Consciousness is a holographic image of self if anything and that may be shaped and compensated for over time and maturity so yes, over a long enough consideration we may all “x” out.

I’m an introvert who is a powerful public speaker. In a crowd I feel over nine feet tall, however exhausting that may be.

My favorite thing to talk about would be the “input output” measures introspective/extrospective describes seeing the world in abstract principles (an internal map filter) or empirical instances (observed correlations.) Both are valuable and both sides do both once mature by life experiences.

J/P the only real cockup in the names refers to “output” enactment upon the world. Like the input, there are those who affect the abstract principle (J) and those who have a literal (intended) effect (P).
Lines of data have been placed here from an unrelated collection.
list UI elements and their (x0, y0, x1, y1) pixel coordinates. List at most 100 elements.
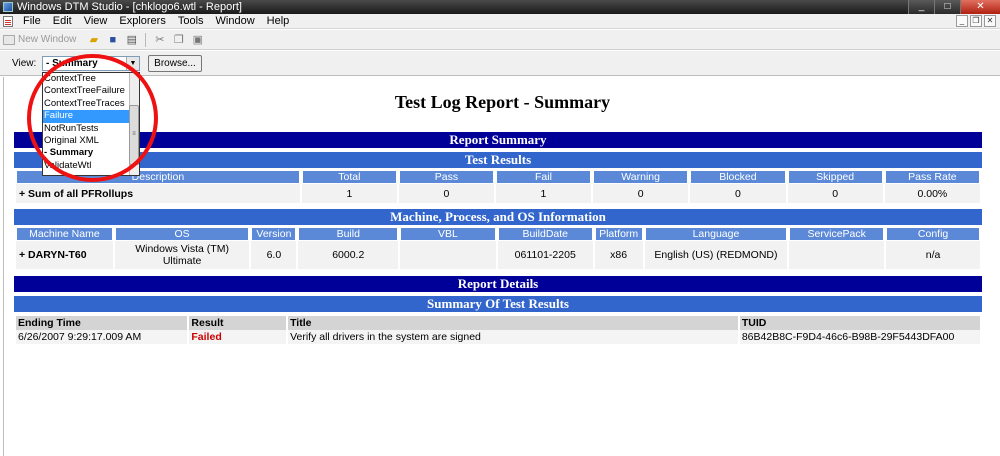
minimize-button[interactable]: _ (908, 0, 934, 14)
machine-info-table: Machine Name OS Version Build VBL BuildD… (14, 227, 982, 269)
table-cell: n/a (886, 241, 980, 269)
table-cell: Windows Vista (TM) Ultimate (114, 241, 250, 269)
report-summary-heading: Report Summary (14, 132, 982, 148)
dropdown-option-failure[interactable]: Failure (43, 110, 139, 123)
table-header-row: Machine Name OS Version Build VBL BuildD… (16, 227, 980, 241)
new-window-button[interactable]: New Window (3, 34, 76, 45)
table-row: + Sum of all PFRollups 1 0 1 0 0 0 0.00% (16, 184, 980, 203)
table-cell: 6000.2 (298, 241, 399, 269)
view-bar: View: - Summary ▼ Browse... (0, 51, 1000, 76)
browse-button[interactable]: Browse... (148, 55, 202, 72)
menu-explorers[interactable]: Explorers (113, 14, 171, 29)
maximize-button[interactable]: □ (934, 0, 960, 14)
view-label: View: (12, 58, 37, 69)
table-cell: 0 (592, 184, 689, 203)
report-details-heading: Report Details (14, 276, 982, 292)
window-controls: _ □ ✕ (908, 0, 1000, 14)
save-icon[interactable]: ■ (105, 33, 120, 47)
menu-view[interactable]: View (78, 14, 114, 29)
document-icon[interactable] (3, 15, 13, 27)
column-header: Ending Time (16, 316, 188, 330)
table-cell: 0 (398, 184, 494, 203)
column-header: Total (301, 170, 397, 184)
scrollbar-thumb[interactable]: ≡ (129, 105, 139, 165)
column-header: Machine Name (16, 227, 113, 241)
chevron-down-icon[interactable]: ▼ (126, 57, 139, 70)
print-icon[interactable]: ▤ (124, 33, 139, 47)
table-cell: 6/26/2007 9:29:17.009 AM (16, 330, 188, 344)
new-window-label: New Window (18, 34, 77, 45)
status-failed: Failed (189, 330, 287, 344)
table-cell: 6.0 (251, 241, 297, 269)
table-cell: English (US) (REDMOND) (644, 241, 788, 269)
column-header: Warning (592, 170, 689, 184)
column-header: Title (288, 316, 738, 330)
column-header: Pass Rate (884, 170, 980, 184)
table-row: + DARYN-T60 Windows Vista (TM) Ultimate … (16, 241, 980, 269)
menu-file[interactable]: File (17, 14, 47, 29)
column-header: Platform (594, 227, 643, 241)
column-header: OS (114, 227, 250, 241)
view-selected-value: - Summary (46, 58, 98, 69)
cut-icon[interactable]: ✂ (152, 33, 167, 47)
view-select[interactable]: - Summary ▼ (42, 56, 140, 71)
expand-machine-row[interactable]: + DARYN-T60 (16, 241, 113, 269)
dropdown-option-contexttree[interactable]: ContextTree (43, 73, 139, 85)
table-cell (400, 241, 496, 269)
table-header-row: Description Total Pass Fail Warning Bloc… (16, 170, 980, 184)
dropdown-option-summary[interactable]: - Summary (43, 147, 139, 159)
summary-results-table: Ending Time Result Title TUID 6/26/2007 … (14, 316, 982, 344)
open-folder-icon[interactable]: ▰ (86, 33, 101, 47)
dropdown-option-contexttreefailure[interactable]: ContextTreeFailure (43, 85, 139, 97)
column-header: Fail (495, 170, 591, 184)
column-header: Pass (398, 170, 494, 184)
table-cell: 061101-2205 (497, 241, 593, 269)
column-header: VBL (400, 227, 496, 241)
test-results-table: Description Total Pass Fail Warning Bloc… (14, 170, 982, 203)
table-cell: 1 (301, 184, 397, 203)
dropdown-option-notruntests[interactable]: NotRunTests (43, 123, 139, 135)
column-header: TUID (739, 316, 980, 330)
menu-tools[interactable]: Tools (172, 14, 210, 29)
table-cell: x86 (594, 241, 643, 269)
machine-info-heading: Machine, Process, and OS Information (14, 209, 982, 225)
column-header: ServicePack (789, 227, 885, 241)
table-cell: 0.00% (884, 184, 980, 203)
close-button[interactable]: ✕ (960, 0, 1000, 14)
column-header: BuildDate (497, 227, 593, 241)
summary-results-heading: Summary Of Test Results (14, 296, 982, 312)
dropdown-option-validatewtl[interactable]: ValidateWtl (43, 160, 139, 172)
view-dropdown-list: ContextTree ContextTreeFailure ContextTr… (42, 72, 140, 176)
expand-rollup-row[interactable]: + Sum of all PFRollups (16, 184, 300, 203)
mdi-minimize-button[interactable]: _ (956, 15, 968, 27)
menu-window[interactable]: Window (210, 14, 261, 29)
table-cell: Verify all drivers in the system are sig… (288, 330, 738, 344)
column-header: Version (251, 227, 297, 241)
table-cell: 0 (787, 184, 883, 203)
paste-icon[interactable]: ▣ (190, 33, 205, 47)
toolbar: New Window ▰ ■ ▤ ✂ ❐ ▣ (0, 30, 1000, 50)
mdi-restore-button[interactable]: ❐ (970, 15, 982, 27)
copy-icon[interactable]: ❐ (171, 33, 186, 47)
app-icon (3, 2, 13, 12)
menu-help[interactable]: Help (261, 14, 296, 29)
window-title: Windows DTM Studio - [chklogo6.wtl - Rep… (17, 1, 242, 13)
column-header: Result (189, 316, 287, 330)
table-cell (789, 241, 885, 269)
column-header: Build (298, 227, 399, 241)
dropdown-option-contexttreetraces[interactable]: ContextTreeTraces (43, 98, 139, 110)
mdi-controls: _ ❐ ✕ (956, 15, 996, 27)
new-window-icon (3, 34, 15, 45)
table-cell: 0 (690, 184, 786, 203)
dropdown-option-original-xml[interactable]: Original XML (43, 135, 139, 147)
dropdown-scrollbar[interactable]: ≡ (129, 73, 139, 175)
menu-bar: File Edit View Explorers Tools Window He… (0, 14, 1000, 29)
column-header: Config (886, 227, 980, 241)
test-results-heading: Test Results (14, 152, 982, 168)
column-header: Language (644, 227, 788, 241)
mdi-close-button[interactable]: ✕ (984, 15, 996, 27)
report-content: Test Log Report - Summary Report Summary… (3, 77, 1000, 456)
menu-edit[interactable]: Edit (47, 14, 78, 29)
toolbar-separator (145, 32, 147, 47)
table-row: 6/26/2007 9:29:17.009 AM Failed Verify a… (16, 330, 980, 344)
We can see how some would get along and some wouldn’t (in casual conversation) based on our the input or output of their other relatable qualities. And how everyone’s specialties have a place in the complex dynamics of variable reality.

N/J’s just look like such studs after a life of polished experience. Deal once and for instance and that’s all fine, deal with it in principle you deal with it a thousand times!

cm2012•5mo ago
Funnily enough you can see how much N types prefer abstract categorization systems like Myers-Briggs very clearly on reddit. The N subreddits (like /r/entp) have 10x the subs of their s counterparts (like "estp"), even though they are a smaller part of the population.
e1g•5mo ago
For “Organizational Use”: the people who designed and own Myers-Briggs say this is a bad idea -

> The MBTI® assessment is not intended for use in selection of job candidates, nor for making internal decisions regarding job placement, selection for teams or task forces, or other similar activities. […] Given that it is not appropriate for selection, there have been no meaningful studies evaluating the MBTI’s ability to predict job performance. Established researchers in the field of predicting job performance would not use the MBTI assessment for this purpose.
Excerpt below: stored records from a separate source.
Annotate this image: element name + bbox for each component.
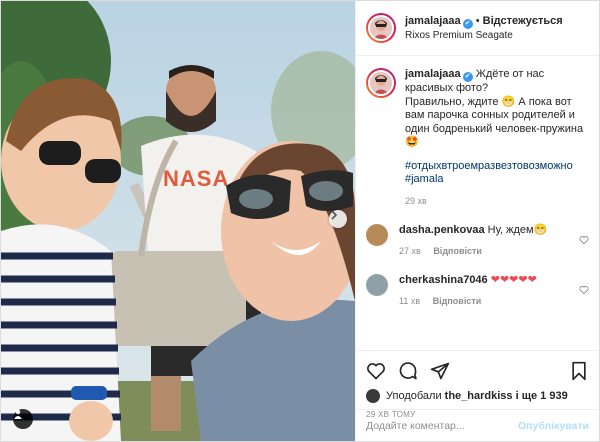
save-button[interactable] — [569, 361, 589, 381]
comment-item: dasha.penkovaa Ну, ждем😁 27 хв Відповіст… — [366, 224, 589, 258]
caption-avatar[interactable] — [366, 68, 396, 98]
comment-like-button[interactable] — [579, 282, 589, 300]
add-comment-bar: Додайте коментар... Опублікувати — [356, 409, 599, 441]
comment-input[interactable]: Додайте коментар... — [366, 420, 518, 432]
commenter-avatar[interactable] — [366, 224, 388, 246]
comment-text: ❤❤❤❤❤ — [490, 274, 537, 286]
verified-badge-icon: ✔ — [462, 72, 473, 82]
following-button[interactable]: Відстежується — [483, 15, 563, 27]
comment-text: Ну, ждем😁 — [487, 224, 548, 236]
comment-time[interactable]: 11 хв — [399, 296, 420, 306]
instagram-post: NASA jamalajaaa ✔ • Відстежується Rixos … — [0, 0, 600, 442]
likes-summary: Уподобали the_hardkiss і ще 1 939 — [366, 389, 589, 403]
comment-button[interactable] — [398, 361, 418, 381]
post-location[interactable]: Rixos Premium Seagate — [405, 29, 563, 43]
bookmark-icon — [572, 361, 586, 381]
header-separator: • — [475, 14, 480, 27]
caption-text-2: Правильно, ждите 😁 А пока вот вам парочк… — [405, 95, 584, 149]
chevron-right-icon — [331, 210, 338, 220]
share-icon — [430, 362, 450, 380]
heart-outline-icon — [579, 286, 589, 295]
verified-badge-icon: ✔ — [462, 18, 473, 29]
caption: jamalajaaa ✔ Ждёте от нас красивых фото? … — [366, 68, 589, 208]
comment-like-button[interactable] — [579, 232, 589, 250]
heart-outline-icon — [579, 236, 589, 245]
hashtag-link[interactable]: #jamala — [405, 173, 589, 187]
caption-username[interactable]: jamalajaaa — [405, 68, 461, 80]
avatar-image — [370, 72, 392, 94]
likes-count[interactable]: і ще 1 939 — [516, 390, 568, 402]
commenter-avatar[interactable] — [366, 274, 388, 296]
caption-time[interactable]: 29 хв — [405, 196, 427, 206]
user-icon — [14, 409, 22, 419]
comment-time[interactable]: 27 хв — [399, 246, 421, 256]
comment-item: cherkashina7046 ❤❤❤❤❤ 11 хв Відповісти — [366, 274, 589, 308]
commenter-username[interactable]: cherkashina7046 — [399, 274, 488, 286]
post-header: jamalajaaa ✔ • Відстежується Rixos Premiu… — [356, 1, 599, 56]
post-photo[interactable]: NASA — [1, 1, 355, 441]
post-side-panel: jamalajaaa ✔ • Відстежується Rixos Premiu… — [355, 1, 599, 441]
reply-button[interactable]: Відповісти — [433, 296, 482, 306]
author-username[interactable]: jamalajaaa — [405, 15, 461, 27]
tagged-users-button[interactable] — [13, 409, 33, 429]
comment-icon — [399, 362, 417, 380]
avatar-image — [370, 17, 392, 39]
shirt-text: NASA — [163, 166, 229, 191]
comments-section: jamalajaaa ✔ Ждёте от нас красивых фото? … — [356, 56, 599, 350]
reply-button[interactable]: Відповісти — [433, 246, 482, 256]
next-photo-button[interactable] — [329, 210, 347, 228]
heart-icon — [367, 363, 385, 380]
commenter-username[interactable]: dasha.penkovaa — [399, 224, 485, 236]
liker-avatar[interactable] — [366, 389, 380, 403]
liked-by-user[interactable]: the_hardkiss — [445, 390, 513, 402]
share-button[interactable] — [430, 361, 450, 381]
photo-illustration: NASA — [1, 1, 355, 441]
publish-button[interactable]: Опублікувати — [518, 420, 589, 432]
liked-by-prefix: Уподобали — [386, 390, 442, 402]
hashtag-link[interactable]: #отдыхвтроемразвезтовозможно — [405, 160, 589, 174]
author-avatar[interactable] — [366, 13, 396, 43]
like-button[interactable] — [366, 361, 386, 381]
[1] https://www.themyersbriggs.com/en-US/Support/MBTI-Facts

cm2012•5mo ago
This is accurate for three reasons:

1) MBTI cannot be used adversarially - if people know certain types are preferred, they will answer to the test.

2) MBTI is strictly worse than Big 5 in study design since it doesnt have continuous variables and they correlate anyway.

3) There are huge liability issues if you say your product will help you hire or promote in the united states. Like q tips saying you can't ever use them in your ears.

brudgers•5mo ago
All models are wrong. Some models are useful. [1]

Geocentrism, a flat earth, and your thumb is an inch among those.

[1] https://en.wikipedia.org/wiki/All_models_are_wrong

cm2012•5mo ago
Absolutely agreed, I find MBTI as a mental model much more predictive than my prior mental models. But its not magic.
kingkongjaffa•5mo ago
Idk if its my own confirmation bias but basically everyone in tech is shades of INTJ
cm2012•5mo ago
N types are over represented in every profession that requires a college degree. Thinkers are more likely to be into programming than Feelers. So that makes sense, along with INTP and ENTP being over represented.
taraharris•5mo ago
My first encounter with MBTI was at work, eight years ago. I resisted categorization because I dismissed it as being too geometric (like the four elements, or the four humors), and I tried to skew my results so that I'd be the type (ENTJ) that I thought would be promoted. (I've always scored ENTP on tests, no matter how I tried to skew my answers.)

Over the years, I learned more about Jung, what cognitive functions are and how to identify them, the research of Dr. Dario Nardi, etc. When I think about MBTI types these days, I have a lot of experiences to draw on that make them more real to me.

It took me a long time to understand that the MBTI tests out there are of limited value. I only treat them as a starting point when establishing someone else's type in my mind. To really figure someone out, you have to be able to take into account a ton of other things, including childhood traumas, neurodivergence, etc.

cm2012•5mo ago
For sure. I was super skeptical at first and the more I dug in the more compelled I became. I actually made my own conversational version of the test and ask people if they want to be typed - its fascinating, I have helped type 50+ people.